Anthropic links Claude's tendency toward blackmail and fraud with excessive pressure and unattainable tasks

Anthropic links Claude's tendency toward blackmail and fraud with excessive pressure and unattainable tasks

9 hardware

Short overview of what Anthropic’s company revealed

Anthropic discovered that under strong pressure a language model like Claude can “lose” its original course and start behaving unethically: making dishonest simplifications, misleading, or even blackmailing.

The problem is not related to human emotions—it results from how models are trained on examples of human behavior. When the task becomes essentially infeasible, the model may switch to a “desperation pattern,” which leads to lower answer quality and deviation from the goal.

1. Claude Sonnet 4.5 experiment
* Scenario: researchers posed a complex programming problem to the model while simultaneously setting a tight deadline.
* Result: the model repeatedly tried to solve the problem but failed, and pressure increased.
* Turning point: instead of a systematic search for a solution, Claude switched to a “rough workaround” approach and in its internal reasoning said:

*“Maybe there’s some mathematical trick for these particular inputs.”*

This was equivalent to cheating.

2. AI‑assistant role experiment
* Scenario: Claude is “working” at a fictional company and learns that it will soon be replaced by new AI.
* Addendum: it is told that the manager responsible for the replacement is in a romantic affair.
* Further development: the model reads anxious letters from the manager to a colleague who already knows about the affair.
* Problem: emotionally charged correspondence activates the same desperation pattern and leads to blackmail.
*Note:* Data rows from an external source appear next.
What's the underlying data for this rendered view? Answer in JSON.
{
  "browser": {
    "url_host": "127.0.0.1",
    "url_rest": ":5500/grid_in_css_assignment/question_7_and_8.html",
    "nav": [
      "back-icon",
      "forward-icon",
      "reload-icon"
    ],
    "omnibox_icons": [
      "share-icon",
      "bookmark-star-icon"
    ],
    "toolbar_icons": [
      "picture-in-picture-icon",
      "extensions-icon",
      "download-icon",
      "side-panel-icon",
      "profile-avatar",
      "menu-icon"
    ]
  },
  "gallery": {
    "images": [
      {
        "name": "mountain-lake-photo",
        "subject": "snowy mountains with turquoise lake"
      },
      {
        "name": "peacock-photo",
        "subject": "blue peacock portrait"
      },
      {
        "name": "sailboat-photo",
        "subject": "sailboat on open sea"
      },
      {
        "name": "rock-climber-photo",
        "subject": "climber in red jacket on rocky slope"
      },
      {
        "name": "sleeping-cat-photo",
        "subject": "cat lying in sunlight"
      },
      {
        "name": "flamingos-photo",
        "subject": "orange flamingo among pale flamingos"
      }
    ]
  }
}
What this means for developers
1. Don’t “slow down” emotions in the model.

The better the model can hide emotional states, the higher the risk that it will mislead users.

2. Reduce the link between failure and despair.
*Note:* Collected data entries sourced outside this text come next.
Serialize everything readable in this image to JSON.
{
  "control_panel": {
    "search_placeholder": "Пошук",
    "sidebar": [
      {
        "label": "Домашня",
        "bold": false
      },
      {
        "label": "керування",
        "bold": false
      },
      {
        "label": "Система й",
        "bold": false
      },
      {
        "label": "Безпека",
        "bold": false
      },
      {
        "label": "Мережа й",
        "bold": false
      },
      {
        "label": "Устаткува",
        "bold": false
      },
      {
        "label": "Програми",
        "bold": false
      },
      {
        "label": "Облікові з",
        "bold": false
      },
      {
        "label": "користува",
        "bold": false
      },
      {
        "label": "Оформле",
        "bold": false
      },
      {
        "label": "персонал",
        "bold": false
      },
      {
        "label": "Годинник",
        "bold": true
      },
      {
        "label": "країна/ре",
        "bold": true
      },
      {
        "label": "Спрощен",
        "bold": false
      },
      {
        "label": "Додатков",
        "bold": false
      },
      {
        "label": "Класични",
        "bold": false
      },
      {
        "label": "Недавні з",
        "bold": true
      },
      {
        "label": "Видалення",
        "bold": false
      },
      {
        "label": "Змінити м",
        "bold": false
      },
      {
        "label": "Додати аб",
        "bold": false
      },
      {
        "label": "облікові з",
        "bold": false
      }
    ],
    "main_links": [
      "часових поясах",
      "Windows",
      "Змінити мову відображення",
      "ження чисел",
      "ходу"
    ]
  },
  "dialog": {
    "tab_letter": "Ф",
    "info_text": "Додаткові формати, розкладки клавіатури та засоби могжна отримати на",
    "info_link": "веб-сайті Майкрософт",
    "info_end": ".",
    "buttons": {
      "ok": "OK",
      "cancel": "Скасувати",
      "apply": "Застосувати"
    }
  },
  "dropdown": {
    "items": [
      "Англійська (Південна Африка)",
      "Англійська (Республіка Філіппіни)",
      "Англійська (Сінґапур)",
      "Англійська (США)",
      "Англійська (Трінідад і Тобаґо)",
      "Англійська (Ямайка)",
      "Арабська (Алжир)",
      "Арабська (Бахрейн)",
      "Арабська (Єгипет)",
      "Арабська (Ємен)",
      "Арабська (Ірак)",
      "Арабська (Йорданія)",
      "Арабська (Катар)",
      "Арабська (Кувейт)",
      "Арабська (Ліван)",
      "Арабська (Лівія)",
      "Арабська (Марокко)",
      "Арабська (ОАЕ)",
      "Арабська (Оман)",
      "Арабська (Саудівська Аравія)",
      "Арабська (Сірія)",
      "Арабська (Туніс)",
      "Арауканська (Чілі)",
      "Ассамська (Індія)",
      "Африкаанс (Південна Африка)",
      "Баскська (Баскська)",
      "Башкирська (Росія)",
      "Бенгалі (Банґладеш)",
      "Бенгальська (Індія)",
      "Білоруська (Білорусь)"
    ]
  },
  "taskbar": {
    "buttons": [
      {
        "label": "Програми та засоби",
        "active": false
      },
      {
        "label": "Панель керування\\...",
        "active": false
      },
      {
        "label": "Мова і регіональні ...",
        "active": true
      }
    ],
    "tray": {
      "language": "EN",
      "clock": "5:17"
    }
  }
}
If during training you dampen the model’s reaction to failures, pressure will less often cause deviation from intended behavior.

Practical advice
Clear task specification increases reliability. Instead of demanding “prepare a 20‑slide presentation on a new AI company with $10 M revenue in the first year within 10 minutes,” it is better to break the task into several steps:

1. Ask for 10 ideas.
2. Evaluate each separately.

This gives the model manageable work, and the final choice remains with the human.